L’Université française est mal au point. Inutile de lire les divers classements internationaux pour le savoir. Il suffit de la fréquenter pour s’en apercevoir. Peut-on s’y résoudre ? Accepter sans rien dire le délabrement d’une institution, lieu par excellence de la liberté intellectuelle ? Fabrice Bouthillon ne s’y résout pas. Ainsi appelle-t-il dans un essai décapant à des mesures draconiennes : la suppression de l’agrégation, du Conseil National des Universités et des classes préparatoires, et de facto à celle de l’Ecole Normale Supérieure.
L’auteur est pourtant un pur produit du système français : classes prépa Lettres à Louis le Grand, Normale Sup, agrégation, Ecole française de Rome, doctorat, professeur d’Université. Pourtant, avec un grand courage, il en appelle à une reconstruction totale et s’imagine ministre de l’Education, juste le laps de temps suffisant pour signer ces trois décrets !
Amoureux de l’Université, Fabrice Bouthillon discerne les maux qui l’accablent : la mainmise de l’Etat via le programme de l’agrégation qui prépare les futurs professeurs à tout sauf à enseigner dans le secondaire ; le temps qu’y consacrent les universitaires au détriment de leurs tâches de recherche ; le « sésame » qu’elle constitue pour le recrutement universitaire, ce qui place l’agrégé ou l’ingénieur au-dessus du docteur. En passant, il étrille le CNU que les aspirants au poste de maître de conférences connaissent bien, accusé d’être un système « fondamentalement policier » et une « machine à fabriquer du conformisme ».
Quant aux classes prépa, elles ne se relèvent pas d’une attaque en règle. Ce joyau du système français – que personne au monde ne nous envie d’ailleurs – serait un bagne, le cœur d’une « éducation à l’arrogance intellectuelle », une « incitation à l’écrasement de l’autre » et à « l’isolement de chacun ». Quant à Normale Sup… la condamnation est sans appel : « un néant intellectuel ».
Donc, d’après lui, il faut tout supprimer pour redonner à l’Université son lustre, œuvre de longue haleine qui passe aussi – l’auteur l’évoque mais il faut vraiment insister là-dessus – sur la sélection des étudiants, sur l’autonomie et l’enracinement local. Une fois le contenant consolidé, il faudra aussi s’occuper du contenu bien sûr. L’exemple résiderait-il dans les systèmes anglais et allemand, l’un ayant maintenu le sport et l’autre Dieu dans les programmes universitaires ?
En vérité, Fabrice Bouthillon montre très bien, en bon historien qu’il est, que notre système est l’héritier de notre histoire : l’influence de l’enseignement des Jésuites ; la Révolution, sa passion égalitaire et sa centralisation ; Bonaparte et sa méfiance à l’encontre des esprits libres de l’Université ; d’où le poids écrasant d’un système secondaire – auquel appartiennent les classes prépa – sous contrôle de l’Etat. Il ne sera pas facile de s’en libérer.

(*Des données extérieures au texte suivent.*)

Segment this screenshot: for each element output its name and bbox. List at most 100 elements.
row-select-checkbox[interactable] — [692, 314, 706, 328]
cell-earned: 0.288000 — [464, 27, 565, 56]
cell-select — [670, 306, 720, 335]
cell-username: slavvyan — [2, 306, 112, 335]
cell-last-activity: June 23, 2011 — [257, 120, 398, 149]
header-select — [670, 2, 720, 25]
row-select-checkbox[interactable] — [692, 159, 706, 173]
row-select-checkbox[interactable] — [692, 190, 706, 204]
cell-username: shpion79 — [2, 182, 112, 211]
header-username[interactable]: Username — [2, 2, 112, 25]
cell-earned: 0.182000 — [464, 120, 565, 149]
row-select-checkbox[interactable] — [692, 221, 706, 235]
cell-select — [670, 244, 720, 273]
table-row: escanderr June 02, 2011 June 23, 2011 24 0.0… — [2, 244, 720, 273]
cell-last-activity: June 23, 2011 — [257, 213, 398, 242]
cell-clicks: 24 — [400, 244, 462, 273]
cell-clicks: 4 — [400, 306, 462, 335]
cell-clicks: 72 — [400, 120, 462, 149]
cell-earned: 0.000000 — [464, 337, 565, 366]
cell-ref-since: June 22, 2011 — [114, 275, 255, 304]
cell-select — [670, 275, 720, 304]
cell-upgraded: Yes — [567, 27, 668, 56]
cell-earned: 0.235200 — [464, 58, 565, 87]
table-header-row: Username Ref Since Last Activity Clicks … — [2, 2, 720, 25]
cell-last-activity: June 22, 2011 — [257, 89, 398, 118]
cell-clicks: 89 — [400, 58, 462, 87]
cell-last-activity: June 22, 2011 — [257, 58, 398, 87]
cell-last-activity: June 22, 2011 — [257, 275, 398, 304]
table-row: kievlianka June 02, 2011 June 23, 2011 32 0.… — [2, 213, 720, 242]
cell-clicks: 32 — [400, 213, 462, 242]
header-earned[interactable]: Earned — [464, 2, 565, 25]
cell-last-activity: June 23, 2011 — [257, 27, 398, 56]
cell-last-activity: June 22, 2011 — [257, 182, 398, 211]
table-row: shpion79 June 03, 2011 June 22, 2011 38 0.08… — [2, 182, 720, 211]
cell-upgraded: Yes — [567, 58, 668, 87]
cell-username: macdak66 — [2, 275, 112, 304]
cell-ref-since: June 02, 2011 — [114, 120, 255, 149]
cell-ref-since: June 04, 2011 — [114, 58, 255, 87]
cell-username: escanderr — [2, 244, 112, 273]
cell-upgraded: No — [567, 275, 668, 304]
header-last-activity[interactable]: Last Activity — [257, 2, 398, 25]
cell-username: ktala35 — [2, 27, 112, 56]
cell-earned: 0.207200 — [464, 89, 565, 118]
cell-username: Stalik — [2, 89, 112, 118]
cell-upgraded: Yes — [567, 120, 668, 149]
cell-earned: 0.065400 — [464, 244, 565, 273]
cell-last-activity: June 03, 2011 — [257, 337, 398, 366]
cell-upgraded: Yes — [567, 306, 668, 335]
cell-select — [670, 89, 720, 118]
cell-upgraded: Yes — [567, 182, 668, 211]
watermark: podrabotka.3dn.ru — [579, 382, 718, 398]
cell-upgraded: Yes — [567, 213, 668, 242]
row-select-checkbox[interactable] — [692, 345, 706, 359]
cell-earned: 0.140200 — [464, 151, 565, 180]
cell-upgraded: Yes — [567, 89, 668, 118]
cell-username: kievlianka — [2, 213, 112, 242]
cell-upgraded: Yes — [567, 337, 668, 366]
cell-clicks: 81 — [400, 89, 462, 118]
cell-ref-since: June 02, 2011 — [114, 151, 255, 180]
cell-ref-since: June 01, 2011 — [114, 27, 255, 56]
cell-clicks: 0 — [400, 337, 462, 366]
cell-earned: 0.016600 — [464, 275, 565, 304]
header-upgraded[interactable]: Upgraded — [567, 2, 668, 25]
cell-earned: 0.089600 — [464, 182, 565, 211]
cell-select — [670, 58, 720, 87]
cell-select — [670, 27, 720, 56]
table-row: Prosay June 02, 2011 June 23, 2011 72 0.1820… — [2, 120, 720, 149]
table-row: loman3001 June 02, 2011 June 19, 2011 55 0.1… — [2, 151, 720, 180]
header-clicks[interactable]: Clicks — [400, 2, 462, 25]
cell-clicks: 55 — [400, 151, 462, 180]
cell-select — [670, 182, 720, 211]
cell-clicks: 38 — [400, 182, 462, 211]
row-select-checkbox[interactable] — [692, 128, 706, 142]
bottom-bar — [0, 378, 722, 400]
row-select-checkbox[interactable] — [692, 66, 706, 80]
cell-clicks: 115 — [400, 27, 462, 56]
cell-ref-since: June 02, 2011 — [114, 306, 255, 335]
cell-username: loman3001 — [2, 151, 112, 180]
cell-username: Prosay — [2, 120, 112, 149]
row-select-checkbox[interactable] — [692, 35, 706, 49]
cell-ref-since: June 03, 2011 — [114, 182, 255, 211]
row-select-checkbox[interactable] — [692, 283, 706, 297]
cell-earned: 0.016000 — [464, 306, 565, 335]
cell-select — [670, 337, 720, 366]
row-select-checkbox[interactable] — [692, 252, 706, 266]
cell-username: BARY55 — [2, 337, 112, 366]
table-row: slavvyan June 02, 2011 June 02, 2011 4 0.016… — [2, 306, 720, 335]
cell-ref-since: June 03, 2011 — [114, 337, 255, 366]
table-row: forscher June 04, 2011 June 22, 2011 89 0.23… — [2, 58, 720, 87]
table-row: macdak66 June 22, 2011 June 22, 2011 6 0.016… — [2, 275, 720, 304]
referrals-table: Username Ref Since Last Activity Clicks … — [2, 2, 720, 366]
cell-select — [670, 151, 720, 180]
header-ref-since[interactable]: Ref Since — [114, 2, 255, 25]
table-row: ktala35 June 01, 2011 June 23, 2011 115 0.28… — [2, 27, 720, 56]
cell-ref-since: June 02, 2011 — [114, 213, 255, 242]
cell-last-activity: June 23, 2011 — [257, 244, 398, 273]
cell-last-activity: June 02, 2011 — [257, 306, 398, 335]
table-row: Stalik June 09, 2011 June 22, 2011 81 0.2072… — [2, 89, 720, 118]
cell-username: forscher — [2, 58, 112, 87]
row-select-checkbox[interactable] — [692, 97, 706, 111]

Sans se contenter de dénoncer, Fabrice Bouthillon propose des réformes audacieuses : une nouvelle forme de recrutement des professeurs du secondaire ; le transfert aux universités de la sélection de ses professeurs (le titre de maître de conférences ayant été aboli) et leur transformation en fonctionnaires territoriaux.
Espérons que ce brillant essai suscitera discussions et controverses. C’est ce qui arriverait dans un pays normal.
frederic le moal
Fabrice Bouthillon, L’impossible Université, éditions dialogues, janvier 2017, 107 p. — 15,00 €.